«Ты прости меня, Танюша, – сказал он своей, оказавшейся такой верной ему, подруге. – Я больше никогда не буду огорчать тебя».
«С тех пор прошло несколько лет, – заканчивает Татьяна Л., – Герман стал моим мужем. Он по-прежнему работает на заводе, учится теперь уже в десятом классе вечерней школы, осенью собирается на вечернее отделение института. А если бы я вовремя не пришла к нему на помощь, быть может, все было бы совсем иначе!..»
Все было бы совсем иначе! Конечно, иначе!
Вот это друг! А она… Умыла руки и оставила Антона в трудную минуту и оттолкнула, дважды оттолкнула, когда, может быть, решалась его жизнь: когда он падал и теперь, в самый момент взлета, когда он получил аттестат зрелости и, встречая солнце на берегу какой-то тихой, поросшей ивняком реки; мысленно рвался к ней, Марине, «Я больше писать не могу…» Почему? Чем она объяснит, если он спросит ее: почему? Мамы испугалась!.. Как стыдно!.. Он не ответил ей на то позорное письмо. Обиделся? А может быть, даже не обиделся? Может быть, хуже? Может быть, она подрезала ему крылья… погубила его?
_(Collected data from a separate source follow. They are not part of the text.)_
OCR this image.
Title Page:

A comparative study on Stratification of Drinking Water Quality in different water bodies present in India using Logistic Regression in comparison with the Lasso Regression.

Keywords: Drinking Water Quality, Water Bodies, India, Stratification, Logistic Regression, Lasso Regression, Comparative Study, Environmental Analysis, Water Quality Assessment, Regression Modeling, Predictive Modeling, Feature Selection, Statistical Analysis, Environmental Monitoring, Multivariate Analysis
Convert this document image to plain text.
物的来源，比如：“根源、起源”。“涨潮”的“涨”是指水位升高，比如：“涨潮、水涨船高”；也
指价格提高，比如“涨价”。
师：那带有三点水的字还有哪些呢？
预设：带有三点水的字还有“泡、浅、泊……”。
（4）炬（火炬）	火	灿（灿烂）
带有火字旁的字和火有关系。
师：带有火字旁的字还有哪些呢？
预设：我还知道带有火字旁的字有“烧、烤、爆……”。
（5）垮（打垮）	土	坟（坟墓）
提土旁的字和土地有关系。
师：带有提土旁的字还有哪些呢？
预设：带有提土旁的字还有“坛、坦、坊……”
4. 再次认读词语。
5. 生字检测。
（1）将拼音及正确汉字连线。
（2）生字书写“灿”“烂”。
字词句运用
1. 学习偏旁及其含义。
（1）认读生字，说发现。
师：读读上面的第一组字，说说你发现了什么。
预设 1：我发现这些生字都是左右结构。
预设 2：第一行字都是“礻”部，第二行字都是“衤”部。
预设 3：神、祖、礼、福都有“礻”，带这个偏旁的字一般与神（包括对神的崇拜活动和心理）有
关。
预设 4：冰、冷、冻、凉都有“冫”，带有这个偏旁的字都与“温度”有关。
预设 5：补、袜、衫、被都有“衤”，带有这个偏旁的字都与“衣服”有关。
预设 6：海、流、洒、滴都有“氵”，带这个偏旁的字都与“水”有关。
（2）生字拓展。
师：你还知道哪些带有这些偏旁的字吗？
«Он какой-то чудной, не в себе, как волк», – вспоминаются Марине слова Степы.
Ну конечно! Конечно, она во всем виновата! Строить дома… Но разве не важнее еще строить человека?
И как можно? Если ты поднялся на ступеньку выше, так разве можно забывать о тех, кто отстал, кто там, внизу? Не хочет? Как так не хочет? Как может человек не хотеть быть человеком? Как хорошо тогда сказал папа: есть люди неисправленные, а неисправимых трудно представить. Двигаться вместе и помогать друг другу. Как на фронте! Вот вспоминается какая-то кинокартина – форсирование Днепра: люди плывут и поддерживают друг друга и вместе добираются до берега и идут дальше, плечом к плечу. Вот это дружба, настоящая, боевая, огневая!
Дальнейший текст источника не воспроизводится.